Guardando allo spettacolo offerto nella recente campagna elettorale da parte delle opposte fazioni, per lo meno quelle animate da maggiore passione, non si può non notare che l’animosità feroce è ciò che da sempre contraddistingue l’impegno politico degli italiani, dal tempo dei Comuni e delle Signorie ad oggi. Anzi, come ho avuto già modo di scrivere tempo fa, si direbbe che gli italiani abbiano la guerra civile nel proprio dna. Molto più, ad esempio, dei britannici, che dopo Oliver Cromwell si sono ben guardati dal combattersi tra loro, riservando le proprie attitudini belliche agli altri popoli, a cominciare dai vicini scozzesi o irlandesi.
In Italia invece c’è profondamente impresso nel carattere il gusto per la divisione e la conflittualità intestine.
Queste considerazioni mi sono state ispirate anche da uno straordinario romanzo: Bandiere rosse, aquile nere (Piemme, 2016) di Guido Cervo. Da anni Cervo, docente bergamasco formatosi nella lettura dei classici e in particolare dei russi, ci regala da grande appassionato di storia qual è opere appassionanti. Si è cimentato dapprima con l’antica Roma, con gli scenari barbarici e decadenti del Tardo Antico e dell’alba del Medioevo. Poi, più recentemente, ha pubblicato un romanzo ambientato nella prima guerra mondiale. Sul piano stilistico nelle opere di Cervo si è da sempre avvertita l’influenza di maestri del ‘900 come Graham Greene, Ernst Jünger, Carlo Alianello. Con questa sua ultima opera invece Cervo richiama alla memoria del lettore gli scenari epici del grande Eugenio Corti.

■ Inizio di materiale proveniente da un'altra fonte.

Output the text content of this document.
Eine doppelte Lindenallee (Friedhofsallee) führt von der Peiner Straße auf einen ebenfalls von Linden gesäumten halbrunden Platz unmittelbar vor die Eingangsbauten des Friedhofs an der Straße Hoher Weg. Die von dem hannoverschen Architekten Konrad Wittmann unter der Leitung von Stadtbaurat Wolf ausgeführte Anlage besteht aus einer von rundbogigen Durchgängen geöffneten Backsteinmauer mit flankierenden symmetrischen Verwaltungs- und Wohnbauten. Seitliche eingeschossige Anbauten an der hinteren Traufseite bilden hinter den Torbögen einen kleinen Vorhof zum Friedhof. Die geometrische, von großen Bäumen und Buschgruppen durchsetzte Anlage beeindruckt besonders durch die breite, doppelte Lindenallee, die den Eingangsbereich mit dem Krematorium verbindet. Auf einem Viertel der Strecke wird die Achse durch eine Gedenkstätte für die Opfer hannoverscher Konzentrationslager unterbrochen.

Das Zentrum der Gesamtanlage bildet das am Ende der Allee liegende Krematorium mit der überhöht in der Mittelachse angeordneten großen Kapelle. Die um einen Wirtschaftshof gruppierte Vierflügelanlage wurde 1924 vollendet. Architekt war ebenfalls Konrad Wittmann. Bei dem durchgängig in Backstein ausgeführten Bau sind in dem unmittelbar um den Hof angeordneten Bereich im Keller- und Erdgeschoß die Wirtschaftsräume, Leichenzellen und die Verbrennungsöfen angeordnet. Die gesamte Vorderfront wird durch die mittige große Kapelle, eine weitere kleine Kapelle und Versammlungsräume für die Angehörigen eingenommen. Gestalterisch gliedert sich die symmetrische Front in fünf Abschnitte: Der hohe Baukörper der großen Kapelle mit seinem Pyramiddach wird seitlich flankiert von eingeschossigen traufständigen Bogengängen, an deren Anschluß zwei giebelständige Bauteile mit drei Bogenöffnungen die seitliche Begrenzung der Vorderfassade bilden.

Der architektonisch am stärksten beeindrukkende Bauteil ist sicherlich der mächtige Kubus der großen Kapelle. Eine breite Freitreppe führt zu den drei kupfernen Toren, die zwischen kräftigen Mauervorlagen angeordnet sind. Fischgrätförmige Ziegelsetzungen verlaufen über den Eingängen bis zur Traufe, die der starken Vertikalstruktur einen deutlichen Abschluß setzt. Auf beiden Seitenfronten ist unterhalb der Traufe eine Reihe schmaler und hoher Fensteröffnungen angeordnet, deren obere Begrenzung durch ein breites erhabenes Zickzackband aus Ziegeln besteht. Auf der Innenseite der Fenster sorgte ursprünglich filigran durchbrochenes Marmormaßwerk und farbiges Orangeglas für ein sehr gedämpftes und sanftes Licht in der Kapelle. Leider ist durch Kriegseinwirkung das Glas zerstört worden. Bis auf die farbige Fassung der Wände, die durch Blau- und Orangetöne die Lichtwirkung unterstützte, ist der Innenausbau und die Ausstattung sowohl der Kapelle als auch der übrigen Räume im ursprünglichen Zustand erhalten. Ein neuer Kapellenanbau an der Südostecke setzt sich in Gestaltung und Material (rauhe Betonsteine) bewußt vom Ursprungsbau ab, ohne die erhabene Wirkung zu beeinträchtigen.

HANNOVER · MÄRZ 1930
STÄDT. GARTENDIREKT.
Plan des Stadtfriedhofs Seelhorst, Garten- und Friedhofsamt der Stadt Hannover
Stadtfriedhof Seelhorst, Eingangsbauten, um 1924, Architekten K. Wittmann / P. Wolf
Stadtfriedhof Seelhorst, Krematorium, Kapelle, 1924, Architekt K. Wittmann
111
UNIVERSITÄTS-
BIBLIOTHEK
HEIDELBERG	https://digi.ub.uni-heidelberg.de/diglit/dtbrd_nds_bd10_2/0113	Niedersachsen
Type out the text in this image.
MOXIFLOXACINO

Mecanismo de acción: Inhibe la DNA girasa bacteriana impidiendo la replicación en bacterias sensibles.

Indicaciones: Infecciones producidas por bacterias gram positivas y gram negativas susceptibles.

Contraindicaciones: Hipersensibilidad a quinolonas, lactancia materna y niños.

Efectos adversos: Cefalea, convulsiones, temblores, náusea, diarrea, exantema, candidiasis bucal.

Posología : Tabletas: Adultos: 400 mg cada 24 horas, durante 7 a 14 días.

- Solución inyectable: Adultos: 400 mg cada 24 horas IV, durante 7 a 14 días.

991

Il romanzo è ambientato in uno dei più drammatici momenti della storia italiana, dal 1942 al 1945. Quelle che vengono raccontate sono le vicende tragiche di un Paese diviso, lacerato, provato da una guerra inutile e dannosa, e poi straziato dalla guerra civile. Vicende osservate attraverso una famiglia milanese, i Martinelli, i cui membri vengono divisi e allontanati dalla guerra ma anche dalle contrapposte ideologie. Le bandiere rosse e le aquile nere del titolo sono quelle dei partigiani che sognano di instaurare una repubblica socialista e dei fascisti irriducibili che combattono non tanto per un Duce che — nelle pagine del romanzo — è una presenza opaca e lontanissima, ma per l’onore dell’Italia, un paese soggetto a privazioni, lutti e umiliazioni di ogni genere. Il vero protagonista, in questo romanzo, è — come nelle opere di Corti — il popolo, quello vero, quello concreto, che soffre e si arrabatta per sopravvivere materialmente e moralmente ai disastri provocati dai cosiddetti “grandi della storia”.
Il libro di Cervo ci mostra quello che accade quando la Misericordia viene a mancare. Quando si tratta della guerra civile in Italia 1943-1945 è immediato il rischio di incorrere in una scelta fatale, come ha rischiato l’astuto Ulisse tra i due mostri Scilla e Cariddi: la “salvezza” non sta nello scegliere l’uno o l’altro, ma nel passarvi in mezzo.
Il che non significa affatto dare un colpo al cerchio ed uno alla botte, stare nell’irenismo, ma, semplicemente, raccontare la verità possibile, che in campo storico non è mai l’equivalente delle verità di natura o di tipo matematico, ma è sempre un’approssimazione alle intenzioni degli attori dei fatti storici, intenzioni note solo a Dio.
Così Guido Cervo svolge magistralmente la sua trama, racconta l’Italia della guerra civile, o per meglio dire, delle tante guerre civili, quelle quasi mai raccontate, come ad esempio il conflitto durissimo, tutto interno alla sinistra, tra il Pci di Togliatti e coloro che erano portatori di diverse visioni del socialismo, come i cosiddetti “internazionalisti”, i bordighiani.
Vicende di fantasia vissute in un quadro corale, in un contesto di eventi storici reali, ricostruiti sul fondamento di una sicura documentazione, con un tempo narrativo quasi cinematografico e una particolare attenzione allo scenario naturale, culturale e sociale in cui è ambientata la narrazione. Troviamo così accanto ai personaggi immaginari ma verosimili creati dall’autore anche figure storiche, come l’ingegner Carlo Bianchi, il giovane apostolo della carità milanese, fondatore del centro di assistenza per diseredati di Milano “La Carità dell’Arcivescovo”, che morì fucilato dai nazisti nel campo di concentramento di Fossoli.
Un romanzo, insomma, che aiuta a guardare con occhi diversi non solo il passato, ma anche il presente.